Griechische Polizei setzt Tränengas gegen protestierende Flüchtlinge ein

Flüchtlinge demonstrieren gegen Zustände im Flüchtlingslager Moria

Auf der griechischen Insel Lesbos haben Polizisten am Montag Tränengas gegen Migranten eingesetzt, die gegen die katastrophalen Zustände im Flüchtlingslager Moria protestierten. Wie ein AFP-Fotograf berichtete, warfen einige der Demonstranten als Reaktion Wurfgeschosse in Richtung der Polizisten. Auch im griechisch-türkischen Grenzort Kastanies gab es Zusammenstöße. Angesichts der türkischen Grenzöffnung für Migranten sagte die EU-Grenzschutzagentur Frontex Griechenland zusätzliche Unterstützung zu.

Die Demonstranten auf Lesbos hielten Banner mit Aufschriften wie "Wir sind keine Häftlinge" oder "Nichts Gutes (in) Moria" in die Höhe. Das Flüchtlingslager ist für 2840 Menschen ausgelegt, inzwischen leben dort aber mehr als 19.000. Menschenrechtsorganisationen berichten regelmäßig von unmenschlichen Bedingungen und mangelnder medizinischer Versorgung in dem Camp.

Die griechische Regierung veröffentlichte am Montag zudem Videoaufnahmen, auf denen gewalttätige Zusammenstöße zwischen Flüchtlingen und Grenzschützern in der Grenzstadt Kastanies zu sehen waren.

Der Sprecher der türkischen Regierungspartei AKP, Ömer Celik, warf den griechischen Grenzschützern vor, beim Einsatz von Tränengas einen Migranten getötet zu haben.

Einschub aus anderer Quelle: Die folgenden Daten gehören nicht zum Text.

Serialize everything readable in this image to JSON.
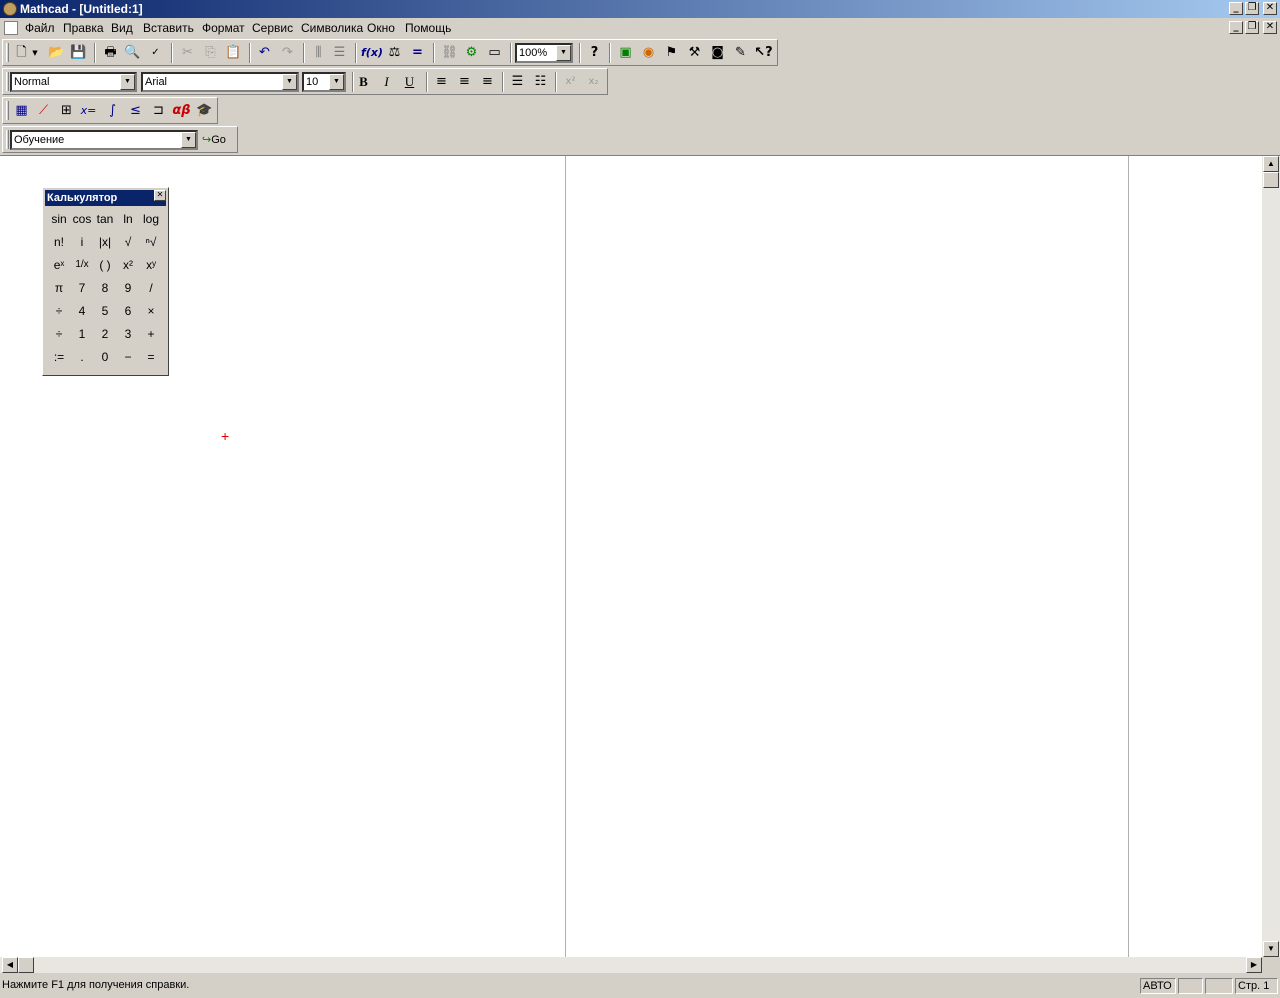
{
  "window": {
    "title": "Mathcad - [Untitled:1]"
  },
  "menu": [
    "Файл",
    "Правка",
    "Вид",
    "Вставить",
    "Формат",
    "Сервис",
    "Символика",
    "Окно",
    "Помощь"
  ],
  "format_toolbar": {
    "style": "Normal",
    "font": "Arial",
    "size": "10"
  },
  "standard_toolbar": {
    "zoom": "100%"
  },
  "resources_toolbar": {
    "selection": "Обучение",
    "go_label": "Go"
  },
  "calculator": {
    "title": "Калькулятор",
    "rows": [
      [
        "sin",
        "cos",
        "tan",
        "ln",
        "log"
      ],
      [
        "n!",
        "i",
        "|x|",
        "√",
        "ⁿ√"
      ],
      [
        "eˣ",
        "1/x",
        "( )",
        "x²",
        "xʸ"
      ],
      [
        "π",
        "7",
        "8",
        "9",
        "/"
      ],
      [
        "÷",
        "4",
        "5",
        "6",
        "×"
      ],
      [
        "÷",
        "1",
        "2",
        "3",
        "+"
      ],
      [
        ":=",
        ".",
        "0",
        "−",
        "="
      ]
    ]
  },
  "status": {
    "help": "Нажмите F1 для получения справки.",
    "mode": "АВТО",
    "page": "Стр. 1"
  }
}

Dies sei eine "unmenschliche" Art des Grenzschutzes, sagte Celik in einer vom Fernsehen übertragenen Rede mit Blick auf ein in den türkischen Medien kursierendes Video, das einen leblos am Boden liegenden Syrer zeigte. Die griechische Regierung wies die Vorwürfe zurück und bezeichnete das Video als "Fake News". Die Nachrichtenagentur AFP konnte die Echtheit der Aufnahme zunächst nicht verifizieren.

Wegen des massiven Andrangs von Flüchtlingen nach der Entscheidung der türkischen Regierung, die Grenzen zur EU für Flüchtlinge zu öffnen, hatte Athen zuvor die höchste Alarmstufe ausgerufen und erklärt, keine weiteren Asylanträge mehr anzunehmen. Das UN-Flüchtlingshilfswerk UNHCR kritisierte diese Entscheidung. Es gebe keine juristische Grundlage für die Aussetzung der Asylverfahren.

Nach Angaben der griechischen Asylbehörde erreichten zwischen Sonntagmorgen und Montagmorgen etwa 1300 Asylsuchende die Ägäisinseln Lesbos, Chios, Leros, Kos und Samos. Über das gesamte Wochenende hatten griechische Grenzschützer etwa 10.000 Migranten am Übertreten der Grenze gehindert.

Die EU-Grenzschutzagentur Frontex teilte mit, Griechenland vor dem Hintergrund der türkischen Grenzöffnung zusätzlich zu unterstützen. Er habe ein entsprechendes Gesuch der griechischen Regierung angenommen, erklärte Frontex-Chef Fabrice Leggeri. Die EU-Behörde rief die Mitgliedstaaten der EU und des Schengenraums zur "sofortigen" Bereitstellung von Personal und Ausstattung für den Frontex-Einsatz auf.